“You know I’m agreeing to this because I’m already behind on my draft and need those weeks, right?”
“Exactly!” She smirks. “I don’t have that PhD behind my name for nothing.”
“That’s low.” I just shake my head as I reach over to grab my bag. “So give me the details.”
“You’re a lifesaver!” She reaches out and pats my shoulder. “So the seminar is on sex, drugs, and rock and roll in a manner of speaking.” She quirks her eyebrows up, asking if I’m okay with that.
Like I have a choice. I can just imagine some stiff professor giving a seminar about something so completely foreign to him. Now I’m going to have to waste my time mollycoddling someone when I have so many other things that would be a better use of my time. Sounds like a real barn burner.
“Who’s teaching it?” I ask, my tone reflecting the cynicism I feel over the contradiction between teacher and subject.
“A guest lecturer. I forget his name but he’s a member of some popular band.” She rolls her eyes. Her musical taste includes only classical music and jazz. “Oh and he’s cute,” she says with a smile and then cuts me off before I can ask her any more details. “Now shoo—he’s probably mangling the sound system as we speak. Microphone on upside down or something. Class is in the GFA building, room sixty-nine.”
Mentally I roll my eyes at the room number, thinking how something else that number represents would be a much better way to occupy my time than listening to a monotone oration. And I wonder how big of a name he can really be if Carla’s worried the he has his mic on upside down.
I shake my head one more time and sling my bag over my shoulder. “Thank you Quinlan,” she says in a saccharine sweet tone that makes me laugh.
“Just so you know, I’m cursing you right now,” I say over my shoulder as I open the door and begin the journey across campus.
I’m winded, hotter than hell, and cussing out Carla even more by the time I reach the closed door of the lecture hall. When I pull it open and step into the lobby, I can hear laughter from the students beyond the open theater doors.
Two coeds exit the bathroom across the foyer from me, both way overdressed for students attending a lecture, and one is applying lipstick while the other giggles uncontrollably. They walk past me and I hear hushed comments about how they “just had to see for themselves” if he’s as hot in person and “damn security for kicking them out” before they push through the doors I’ve just entered
My curiosity is now definitely piqued. Who the hell is the guest lecturer if there is security here?
Maybe it’s one of Dad’s friends.

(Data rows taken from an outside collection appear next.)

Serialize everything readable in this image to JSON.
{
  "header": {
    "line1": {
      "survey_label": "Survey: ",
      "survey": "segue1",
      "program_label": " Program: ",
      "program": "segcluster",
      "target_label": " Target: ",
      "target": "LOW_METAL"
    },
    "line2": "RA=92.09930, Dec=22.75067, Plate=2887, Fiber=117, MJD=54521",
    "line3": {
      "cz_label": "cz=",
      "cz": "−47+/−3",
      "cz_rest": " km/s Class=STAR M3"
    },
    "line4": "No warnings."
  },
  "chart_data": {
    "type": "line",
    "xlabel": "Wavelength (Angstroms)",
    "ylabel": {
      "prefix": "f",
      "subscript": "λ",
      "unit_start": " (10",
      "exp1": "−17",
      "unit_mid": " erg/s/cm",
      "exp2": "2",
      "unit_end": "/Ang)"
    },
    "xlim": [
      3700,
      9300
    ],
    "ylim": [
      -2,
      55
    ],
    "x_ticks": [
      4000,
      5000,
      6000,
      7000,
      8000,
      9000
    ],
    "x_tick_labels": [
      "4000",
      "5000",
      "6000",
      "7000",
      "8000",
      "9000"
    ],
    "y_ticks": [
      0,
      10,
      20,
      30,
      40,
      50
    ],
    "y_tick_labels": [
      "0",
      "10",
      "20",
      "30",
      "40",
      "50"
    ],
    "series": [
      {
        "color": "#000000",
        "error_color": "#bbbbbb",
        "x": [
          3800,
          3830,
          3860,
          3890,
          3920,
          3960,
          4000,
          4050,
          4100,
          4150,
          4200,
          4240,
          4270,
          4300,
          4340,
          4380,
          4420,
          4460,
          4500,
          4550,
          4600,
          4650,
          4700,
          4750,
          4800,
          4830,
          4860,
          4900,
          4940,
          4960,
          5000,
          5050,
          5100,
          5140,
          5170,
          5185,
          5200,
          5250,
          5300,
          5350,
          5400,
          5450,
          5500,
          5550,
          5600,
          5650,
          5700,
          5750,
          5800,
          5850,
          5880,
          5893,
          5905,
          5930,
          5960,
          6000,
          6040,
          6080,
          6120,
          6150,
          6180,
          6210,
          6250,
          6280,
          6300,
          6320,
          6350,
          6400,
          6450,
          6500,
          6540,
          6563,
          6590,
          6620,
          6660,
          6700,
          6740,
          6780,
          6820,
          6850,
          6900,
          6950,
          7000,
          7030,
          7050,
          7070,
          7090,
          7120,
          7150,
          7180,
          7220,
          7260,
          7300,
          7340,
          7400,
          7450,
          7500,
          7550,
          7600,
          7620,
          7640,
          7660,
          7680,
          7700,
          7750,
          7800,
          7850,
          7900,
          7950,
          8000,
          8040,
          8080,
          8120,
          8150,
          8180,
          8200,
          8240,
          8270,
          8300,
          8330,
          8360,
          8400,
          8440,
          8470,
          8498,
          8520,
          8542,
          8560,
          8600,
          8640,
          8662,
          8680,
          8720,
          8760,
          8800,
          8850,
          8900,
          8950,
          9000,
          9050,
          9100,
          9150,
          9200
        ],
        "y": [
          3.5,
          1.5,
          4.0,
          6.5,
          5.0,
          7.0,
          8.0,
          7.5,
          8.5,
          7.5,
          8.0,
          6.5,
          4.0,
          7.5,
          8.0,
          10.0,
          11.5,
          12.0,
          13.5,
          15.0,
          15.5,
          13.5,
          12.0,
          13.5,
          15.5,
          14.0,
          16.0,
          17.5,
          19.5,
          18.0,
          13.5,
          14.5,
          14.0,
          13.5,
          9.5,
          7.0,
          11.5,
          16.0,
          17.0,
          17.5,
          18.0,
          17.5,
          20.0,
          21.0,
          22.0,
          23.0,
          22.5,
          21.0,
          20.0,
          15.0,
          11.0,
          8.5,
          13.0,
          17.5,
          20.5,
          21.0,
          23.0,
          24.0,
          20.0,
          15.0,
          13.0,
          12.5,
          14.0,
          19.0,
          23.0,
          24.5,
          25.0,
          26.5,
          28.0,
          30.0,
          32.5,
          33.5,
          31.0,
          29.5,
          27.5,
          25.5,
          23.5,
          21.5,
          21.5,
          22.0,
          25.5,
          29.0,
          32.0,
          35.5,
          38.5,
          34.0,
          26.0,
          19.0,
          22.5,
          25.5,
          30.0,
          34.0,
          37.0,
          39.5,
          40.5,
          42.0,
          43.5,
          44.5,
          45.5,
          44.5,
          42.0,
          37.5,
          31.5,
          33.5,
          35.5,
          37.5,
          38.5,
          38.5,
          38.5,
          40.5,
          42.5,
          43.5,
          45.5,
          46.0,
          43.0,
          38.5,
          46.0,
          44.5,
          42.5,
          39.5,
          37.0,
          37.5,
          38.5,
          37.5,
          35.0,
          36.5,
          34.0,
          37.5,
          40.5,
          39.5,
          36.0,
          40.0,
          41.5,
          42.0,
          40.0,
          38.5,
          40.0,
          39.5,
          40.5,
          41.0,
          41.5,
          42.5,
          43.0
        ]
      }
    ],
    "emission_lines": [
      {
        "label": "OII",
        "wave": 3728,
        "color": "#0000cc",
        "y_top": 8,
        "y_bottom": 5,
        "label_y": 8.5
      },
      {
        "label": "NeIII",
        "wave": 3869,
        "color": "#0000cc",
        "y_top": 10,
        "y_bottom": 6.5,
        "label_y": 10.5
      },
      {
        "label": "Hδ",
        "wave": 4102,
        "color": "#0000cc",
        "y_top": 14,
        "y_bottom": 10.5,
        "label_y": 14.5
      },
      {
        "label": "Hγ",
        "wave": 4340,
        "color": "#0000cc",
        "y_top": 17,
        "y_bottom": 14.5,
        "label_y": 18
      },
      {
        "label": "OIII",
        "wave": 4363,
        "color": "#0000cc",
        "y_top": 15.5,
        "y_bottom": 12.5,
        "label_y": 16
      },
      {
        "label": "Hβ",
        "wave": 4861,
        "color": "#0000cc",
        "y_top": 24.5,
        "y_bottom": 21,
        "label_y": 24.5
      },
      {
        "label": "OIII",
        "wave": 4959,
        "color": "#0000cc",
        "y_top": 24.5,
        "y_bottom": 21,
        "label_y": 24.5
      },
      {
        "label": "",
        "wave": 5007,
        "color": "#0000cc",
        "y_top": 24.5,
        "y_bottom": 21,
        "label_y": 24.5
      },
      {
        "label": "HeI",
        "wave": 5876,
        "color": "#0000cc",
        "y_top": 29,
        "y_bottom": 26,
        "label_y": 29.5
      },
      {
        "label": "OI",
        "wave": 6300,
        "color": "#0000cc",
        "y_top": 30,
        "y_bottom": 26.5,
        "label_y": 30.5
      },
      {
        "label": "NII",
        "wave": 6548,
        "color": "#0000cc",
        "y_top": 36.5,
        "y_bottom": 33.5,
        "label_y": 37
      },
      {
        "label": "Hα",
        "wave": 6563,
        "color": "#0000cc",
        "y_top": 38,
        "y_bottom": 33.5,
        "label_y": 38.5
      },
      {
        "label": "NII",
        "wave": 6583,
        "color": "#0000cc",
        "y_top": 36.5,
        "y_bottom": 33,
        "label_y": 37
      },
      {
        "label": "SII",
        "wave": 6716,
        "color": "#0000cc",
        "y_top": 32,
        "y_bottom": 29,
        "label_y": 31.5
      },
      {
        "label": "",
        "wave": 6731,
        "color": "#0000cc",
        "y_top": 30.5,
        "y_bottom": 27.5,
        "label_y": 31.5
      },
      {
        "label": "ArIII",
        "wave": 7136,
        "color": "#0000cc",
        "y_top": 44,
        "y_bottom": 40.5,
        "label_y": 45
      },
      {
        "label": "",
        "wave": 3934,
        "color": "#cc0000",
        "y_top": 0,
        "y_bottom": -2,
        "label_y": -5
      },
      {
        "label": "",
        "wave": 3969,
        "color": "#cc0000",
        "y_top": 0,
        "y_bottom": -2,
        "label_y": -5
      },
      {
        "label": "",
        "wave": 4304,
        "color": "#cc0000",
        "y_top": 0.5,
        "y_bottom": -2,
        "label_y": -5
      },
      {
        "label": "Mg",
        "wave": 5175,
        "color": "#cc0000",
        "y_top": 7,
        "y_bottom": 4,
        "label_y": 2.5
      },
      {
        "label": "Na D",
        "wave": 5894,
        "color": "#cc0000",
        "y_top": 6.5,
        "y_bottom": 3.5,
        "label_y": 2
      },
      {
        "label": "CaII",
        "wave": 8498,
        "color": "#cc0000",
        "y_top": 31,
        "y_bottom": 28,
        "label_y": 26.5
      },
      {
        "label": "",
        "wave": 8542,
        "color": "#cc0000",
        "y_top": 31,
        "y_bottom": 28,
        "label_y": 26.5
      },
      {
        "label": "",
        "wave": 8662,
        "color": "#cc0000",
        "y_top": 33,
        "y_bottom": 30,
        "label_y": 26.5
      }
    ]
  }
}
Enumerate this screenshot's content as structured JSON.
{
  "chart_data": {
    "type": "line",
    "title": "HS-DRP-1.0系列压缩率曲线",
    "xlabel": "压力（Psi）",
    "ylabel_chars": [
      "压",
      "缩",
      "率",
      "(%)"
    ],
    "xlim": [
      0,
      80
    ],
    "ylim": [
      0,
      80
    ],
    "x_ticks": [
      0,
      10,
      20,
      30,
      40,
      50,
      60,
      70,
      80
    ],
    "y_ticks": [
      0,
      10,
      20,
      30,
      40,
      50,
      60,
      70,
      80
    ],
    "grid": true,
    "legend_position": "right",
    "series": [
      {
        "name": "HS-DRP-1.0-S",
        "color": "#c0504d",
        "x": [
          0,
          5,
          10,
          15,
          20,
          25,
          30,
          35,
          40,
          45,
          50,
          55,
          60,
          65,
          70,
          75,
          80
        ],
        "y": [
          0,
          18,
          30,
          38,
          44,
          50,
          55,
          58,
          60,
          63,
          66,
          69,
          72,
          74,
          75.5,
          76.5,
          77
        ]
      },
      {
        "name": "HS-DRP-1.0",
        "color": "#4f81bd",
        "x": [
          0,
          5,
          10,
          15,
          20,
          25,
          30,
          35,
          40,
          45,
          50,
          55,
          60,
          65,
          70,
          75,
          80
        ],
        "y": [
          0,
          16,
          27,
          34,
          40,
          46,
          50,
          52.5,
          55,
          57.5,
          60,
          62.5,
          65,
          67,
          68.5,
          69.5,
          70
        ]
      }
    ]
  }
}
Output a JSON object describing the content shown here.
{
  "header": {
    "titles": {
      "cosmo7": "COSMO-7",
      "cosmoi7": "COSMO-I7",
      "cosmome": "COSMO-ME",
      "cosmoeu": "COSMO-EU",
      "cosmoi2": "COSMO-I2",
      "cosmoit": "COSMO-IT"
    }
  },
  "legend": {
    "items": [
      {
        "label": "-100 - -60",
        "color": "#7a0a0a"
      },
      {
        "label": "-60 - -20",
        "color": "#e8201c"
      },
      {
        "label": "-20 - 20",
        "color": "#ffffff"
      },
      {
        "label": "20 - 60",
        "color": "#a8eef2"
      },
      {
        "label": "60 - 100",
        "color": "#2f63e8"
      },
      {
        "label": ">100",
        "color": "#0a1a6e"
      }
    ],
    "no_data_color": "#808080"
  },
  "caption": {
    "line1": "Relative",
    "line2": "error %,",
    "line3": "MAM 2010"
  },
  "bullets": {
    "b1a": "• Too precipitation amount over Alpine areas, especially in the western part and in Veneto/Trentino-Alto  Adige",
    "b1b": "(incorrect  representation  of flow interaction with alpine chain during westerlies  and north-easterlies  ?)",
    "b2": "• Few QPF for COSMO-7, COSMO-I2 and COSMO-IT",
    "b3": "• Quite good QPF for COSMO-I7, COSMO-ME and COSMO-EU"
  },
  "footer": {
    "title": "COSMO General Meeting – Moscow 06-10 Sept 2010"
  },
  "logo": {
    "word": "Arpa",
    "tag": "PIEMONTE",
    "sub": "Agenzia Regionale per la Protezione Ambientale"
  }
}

Stranger things have happened.
“So you see, it was the Grammys—it’s not like you can say no to him when he just won album of the year and asks you to hang out. Little did I know,” the male voice says in a low tenor that’s almost a contradiction: smooth like velvet but with a rasp that pulls at my libido and makes me think of bedroom murmurs and hot sex, “that I’d go with him and walk into a private club where everything is laid out like candy—drugs, women, record producers. He turned to me and said, ‘Welcome to Hollywood, son.’ Shit, I looked at Vince here and thought is this what I have to do to make it here? Play this game? Or can I do this the old-fashioned way? And I don’t mean sleep my way to the top either.”
The room erupts into laughter with a few whistles as I clear the doorway. I recognize him immediately. He may be on the stage at a distance but his face, his presence, is unmistakable. I’ve seen it gracing tabloids. TMZ, Rolling Stone—you name it, he’s been on their cover.
He’s Hawkin Play, front man and lead singer of the highly popular rock band Bent.
And according to his most recent press coverage, a man on the path to a drug-fueled destruction. So that exaggeration most likely means he was caught in possession of some drugs.
Why in the hell is he here?
I walk farther into the auditorium and falter at the top of the steps because just as my ears are attuned to his voice, my body reacts immediately to the overpowering sight of him.
And I sure as hell don’t want it to.
I tell myself it’s just because I need some action. That my battery-operated boyfriend is getting old and the visceral reaction of my racing pulse or the catch in my breath is just from my dry spell. Well, not really a complete dry spell per se, but rather a lack of toe-curling, mind-numbing, knock-you-on-your-ass sex that I haven’t been able to find lately. It’s the good lays that are hard to come by.
Don’t even think about it. He may be hot, but shit, I grew up with Colton, the ultimate player, so this girl knows what a player sounds and acts like. And from everything I’ve seen splashed across headlines and social media, Hawkin plays the part to perfection.
But the notion that just like the drug rumors blasted across the magazines, his reputation as a player could be manufactured just as easily lingers in my subconscious. I stare at him again as the class laughs, his ease in front of a large crowd more than apparent, and I immediately wonder if I had a chance with him if I’d take it.
What is wrong with me? My head says to stop thinking thoughts like that, things that are never going to happen, while my body is telling my legs to open wide.
I force myself away from thinking such ludicrous thoughts and focus instead on finding a seat in the room packed full of coeds. I begin walking slowly down the aisles, glancing back and forth to try to find an open spot but there’s not a single one available.